Main works in this cluster are Realist Magic: Objects, Ontology, Causality; Hyperobjects: Philosophy and Ecology after the End of the World.

III. Coexistence and solidarity with other life forms

Science and technology have issued many challenges to lines that have been drawn between life and non-life, organic and inorganic, human and non-human. The anthropocentric world view where the measure of objects and life forms resides inside the human brain, is gradually being replaced by a realisation that those lines are blurred and instead of the human-faced measuring tape we have a single-sided loop akin to a Möbius strip. The ecological awareness that begins with a depressive anxiety and flows into a sweet realisation that in our fight to prevent ecological catastrophe, we must fight against ourselves. There’s a need for a conceptual change in the human world view which raises humans to the same plateau with non-humans and stops looking for absolute knowledge, language, power.
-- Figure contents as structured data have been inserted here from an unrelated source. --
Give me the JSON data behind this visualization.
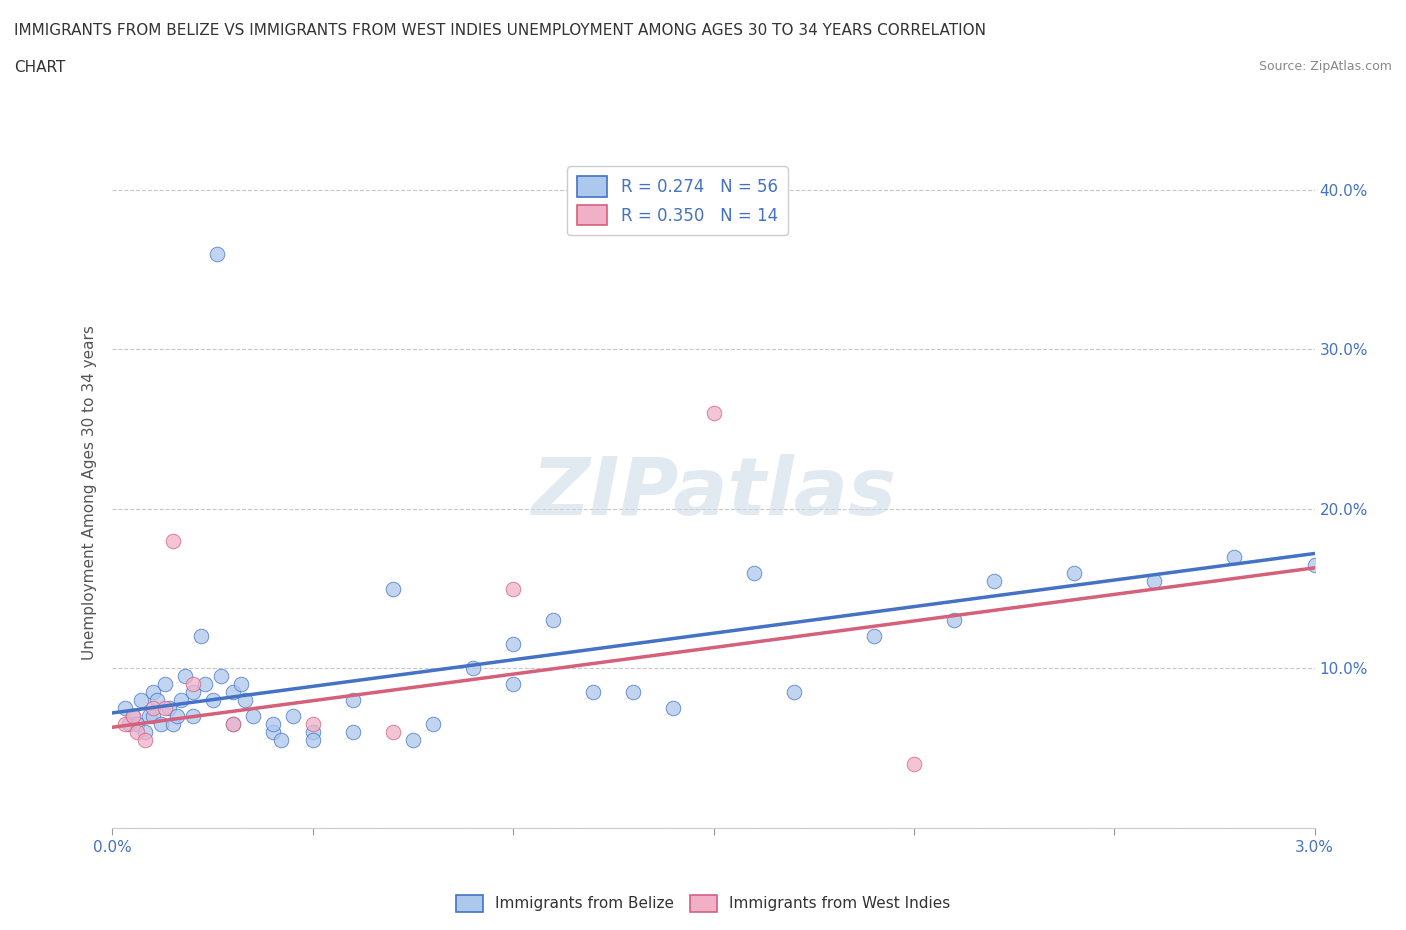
{
  "title_line1": "IMMIGRANTS FROM BELIZE VS IMMIGRANTS FROM WEST INDIES UNEMPLOYMENT AMONG AGES 30 TO 34 YEARS CORRELATION",
  "title_line2": "CHART",
  "source": "Source: ZipAtlas.com",
  "ylabel": "Unemployment Among Ages 30 to 34 years",
  "xlim": [
    0.0,
    0.03
  ],
  "ylim": [
    0.0,
    0.42
  ],
  "belize_color": "#adc8ed",
  "west_indies_color": "#f0b0c8",
  "belize_line_color": "#4472c4",
  "west_indies_line_color": "#d4607a",
  "legend_label_belize": "R = 0.274   N = 56",
  "legend_label_wi": "R = 0.350   N = 14",
  "bottom_legend_belize": "Immigrants from Belize",
  "bottom_legend_wi": "Immigrants from West Indies",
  "watermark": "ZIPatlas",
  "belize_x": [
    0.0003,
    0.0004,
    0.0005,
    0.0006,
    0.0007,
    0.0008,
    0.0009,
    0.001,
    0.001,
    0.0011,
    0.0012,
    0.0013,
    0.0014,
    0.0015,
    0.0016,
    0.0017,
    0.0018,
    0.002,
    0.002,
    0.0022,
    0.0023,
    0.0025,
    0.0026,
    0.0027,
    0.003,
    0.003,
    0.0032,
    0.0033,
    0.0035,
    0.004,
    0.004,
    0.0042,
    0.0045,
    0.005,
    0.005,
    0.006,
    0.006,
    0.007,
    0.0075,
    0.008,
    0.009,
    0.01,
    0.01,
    0.011,
    0.012,
    0.013,
    0.014,
    0.016,
    0.017,
    0.019,
    0.021,
    0.022,
    0.024,
    0.026,
    0.028,
    0.03
  ],
  "belize_y": [
    0.075,
    0.065,
    0.07,
    0.065,
    0.08,
    0.06,
    0.07,
    0.07,
    0.085,
    0.08,
    0.065,
    0.09,
    0.075,
    0.065,
    0.07,
    0.08,
    0.095,
    0.07,
    0.085,
    0.12,
    0.09,
    0.08,
    0.36,
    0.095,
    0.065,
    0.085,
    0.09,
    0.08,
    0.07,
    0.06,
    0.065,
    0.055,
    0.07,
    0.06,
    0.055,
    0.08,
    0.06,
    0.15,
    0.055,
    0.065,
    0.1,
    0.09,
    0.115,
    0.13,
    0.085,
    0.085,
    0.075,
    0.16,
    0.085,
    0.12,
    0.13,
    0.155,
    0.16,
    0.155,
    0.17,
    0.165
  ],
  "wi_x": [
    0.0003,
    0.0005,
    0.0006,
    0.0008,
    0.001,
    0.0013,
    0.0015,
    0.002,
    0.003,
    0.005,
    0.007,
    0.01,
    0.015,
    0.02
  ],
  "wi_y": [
    0.065,
    0.07,
    0.06,
    0.055,
    0.075,
    0.075,
    0.18,
    0.09,
    0.065,
    0.065,
    0.06,
    0.15,
    0.26,
    0.04
  ],
  "belize_line_x0": 0.0,
  "belize_line_y0": 0.072,
  "belize_line_x1": 0.03,
  "belize_line_y1": 0.172,
  "wi_line_x0": 0.0,
  "wi_line_y0": 0.063,
  "wi_line_x1": 0.03,
  "wi_line_y1": 0.163,
  "background_color": "#ffffff",
  "grid_color": "#c8c8c8",
  "tick_color": "#4472c4",
  "title_fontsize": 11,
  "source_fontsize": 9,
  "legend_fontsize": 12,
  "ylabel_fontsize": 11,
  "tick_fontsize": 11
}
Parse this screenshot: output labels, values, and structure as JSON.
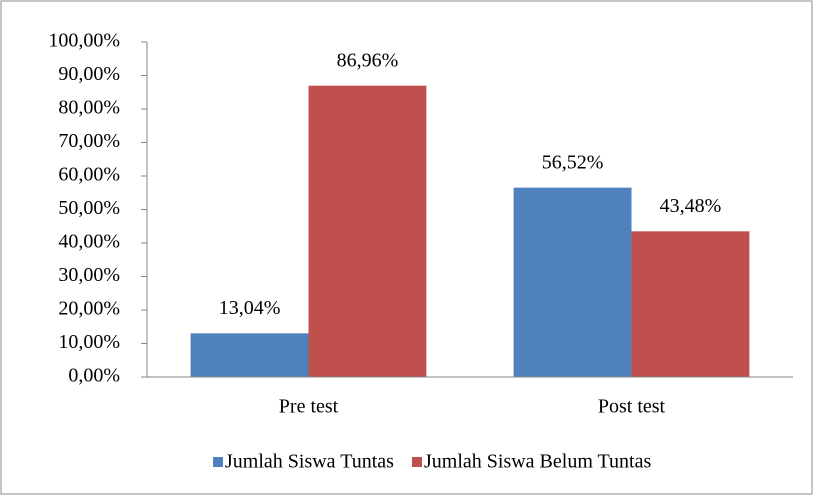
{
  "chart_data": {
    "type": "bar",
    "categories": [
      "Pre test",
      "Post test"
    ],
    "series": [
      {
        "name": "Jumlah Siswa Tuntas",
        "color": "#4f81bd",
        "values": [
          13.04,
          56.52
        ],
        "value_labels": [
          "13,04%",
          "56,52%"
        ]
      },
      {
        "name": "Jumlah Siswa Belum Tuntas",
        "color": "#c0504d",
        "values": [
          86.96,
          43.48
        ],
        "value_labels": [
          "86,96%",
          "43,48%"
        ]
      }
    ],
    "ylim": [
      0,
      100
    ],
    "yticks": [
      {
        "value": 0,
        "label": "0,00%"
      },
      {
        "value": 10,
        "label": "10,00%"
      },
      {
        "value": 20,
        "label": "20,00%"
      },
      {
        "value": 30,
        "label": "30,00%"
      },
      {
        "value": 40,
        "label": "40,00%"
      },
      {
        "value": 50,
        "label": "50,00%"
      },
      {
        "value": 60,
        "label": "60,00%"
      },
      {
        "value": 70,
        "label": "70,00%"
      },
      {
        "value": 80,
        "label": "80,00%"
      },
      {
        "value": 90,
        "label": "90,00%"
      },
      {
        "value": 100,
        "label": "100,00%"
      }
    ],
    "grid": false,
    "legend": "bottom"
  }
}
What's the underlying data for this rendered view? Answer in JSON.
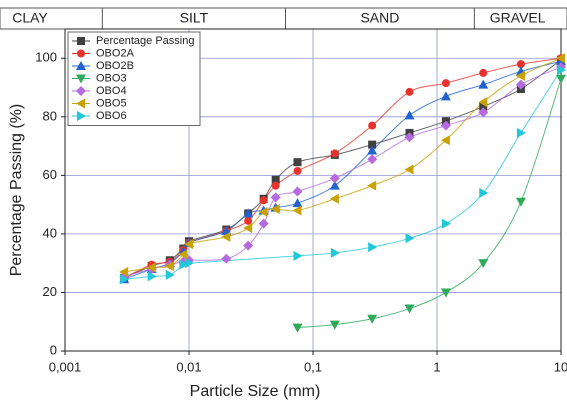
{
  "chart_data": {
    "type": "line",
    "xscale": "log",
    "grid": true,
    "legend": "upper left",
    "xlabel": "Particle Size (mm)",
    "ylabel": "Percentage Passing (%)",
    "xlim": [
      0.001,
      10
    ],
    "ylim": [
      0,
      110
    ],
    "xticks": [
      {
        "value": 0.001,
        "label": "0,001"
      },
      {
        "value": 0.01,
        "label": "0,01"
      },
      {
        "value": 0.1,
        "label": "0,1"
      },
      1,
      10
    ],
    "yticks": [
      0,
      20,
      40,
      60,
      80,
      100
    ],
    "zones": [
      {
        "label": "CLAY",
        "from": 0.001,
        "to": 0.002
      },
      {
        "label": "SILT",
        "from": 0.002,
        "to": 0.06
      },
      {
        "label": "SAND",
        "from": 0.06,
        "to": 2
      },
      {
        "label": "GRAVEL",
        "from": 2,
        "to": 10
      }
    ],
    "series": [
      {
        "name": "Percentage Passing",
        "color": "#404040",
        "marker": "square",
        "x": [
          0.003,
          0.005,
          0.007,
          0.009,
          0.01,
          0.02,
          0.03,
          0.04,
          0.05,
          0.075,
          0.15,
          0.3,
          0.6,
          1.18,
          2.36,
          4.75,
          10
        ],
        "values": [
          25,
          29,
          31,
          35,
          37.5,
          41.5,
          47,
          52,
          58.5,
          64.5,
          67,
          70.5,
          74.5,
          78.5,
          83.5,
          89.5,
          99.5
        ]
      },
      {
        "name": "OBO2A",
        "color": "#e8322e",
        "marker": "circle",
        "x": [
          0.003,
          0.005,
          0.007,
          0.009,
          0.01,
          0.02,
          0.03,
          0.04,
          0.05,
          0.075,
          0.15,
          0.3,
          0.6,
          1.18,
          2.36,
          4.75,
          10
        ],
        "values": [
          25,
          29.5,
          30.5,
          34.5,
          37,
          41,
          44.5,
          51.5,
          56.5,
          61.5,
          67.5,
          77,
          88.5,
          91.5,
          95,
          98,
          100
        ]
      },
      {
        "name": "OBO2B",
        "color": "#1f63d0",
        "marker": "tri-up",
        "x": [
          0.003,
          0.005,
          0.007,
          0.009,
          0.01,
          0.02,
          0.03,
          0.04,
          0.05,
          0.075,
          0.15,
          0.3,
          0.6,
          1.18,
          2.36,
          4.75,
          10
        ],
        "values": [
          24.5,
          28,
          30,
          34,
          37,
          41,
          47,
          48,
          49,
          50.5,
          56.5,
          68.5,
          80.5,
          87,
          91,
          95.5,
          99
        ]
      },
      {
        "name": "OBO3",
        "color": "#2eaa5a",
        "marker": "tri-down",
        "x": [
          0.075,
          0.15,
          0.3,
          0.6,
          1.18,
          2.36,
          4.75,
          10
        ],
        "values": [
          8,
          9,
          11,
          14.5,
          20,
          30,
          51,
          93
        ]
      },
      {
        "name": "OBO4",
        "color": "#b56ae0",
        "marker": "diamond",
        "x": [
          0.003,
          0.005,
          0.007,
          0.009,
          0.01,
          0.02,
          0.03,
          0.04,
          0.05,
          0.075,
          0.15,
          0.3,
          0.6,
          1.18,
          2.36,
          4.75,
          10
        ],
        "values": [
          25.5,
          28,
          29.5,
          30.5,
          31,
          31.5,
          36,
          43.5,
          52.5,
          54.5,
          59,
          65.5,
          73,
          77,
          81.5,
          91,
          97
        ]
      },
      {
        "name": "OBO5",
        "color": "#c9a100",
        "marker": "tri-left",
        "x": [
          0.003,
          0.005,
          0.007,
          0.009,
          0.01,
          0.02,
          0.03,
          0.04,
          0.05,
          0.075,
          0.15,
          0.3,
          0.6,
          1.18,
          2.36,
          4.75,
          10
        ],
        "values": [
          27,
          28.5,
          29,
          33,
          36.5,
          39,
          42,
          47.5,
          48.5,
          48,
          52,
          56.5,
          62,
          72,
          85,
          94,
          100
        ]
      },
      {
        "name": "OBO6",
        "color": "#20c8d8",
        "marker": "tri-right",
        "x": [
          0.003,
          0.005,
          0.007,
          0.009,
          0.01,
          0.075,
          0.15,
          0.3,
          0.6,
          1.18,
          2.36,
          4.75,
          10
        ],
        "values": [
          24.5,
          25.5,
          26,
          29.5,
          30,
          32.5,
          33.5,
          35.5,
          38.5,
          43.5,
          54,
          74.5,
          96
        ]
      }
    ]
  }
}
We humans contain non-human symbionts as part of the way in which we are human; we couldn’t live without them. We are not human all the way through. We and all other lifeforms exist in an ambiguous space between rigid categories.

Being Ecological, Timothy Morton.

Main works in this cluster are Dark Ecology for a Logic of Future Coexistence; Humankind: Solidarity with Non-Human People; Being Ecological.

We may also include Timothy Morton’s newest work Hyposubjects here. Co-written with anthropologist Dominic Boyer, it perfectly demonstrates Morton’s way of thinking and writing. Free PDF is available HERE

The best introduction to Timothy Morton’s engaging, knowingly eclectic and meandering thought processes is to listen to himself, of course:

Realizing that there are lots of different temporality formats is basically what ecological awareness is. It’s equivalent to acknowledging in a deep way the existence of beings that aren’t you, with whom you coexist. Once you’ve done that, you can’t un-acknowledge it. There’s no going back.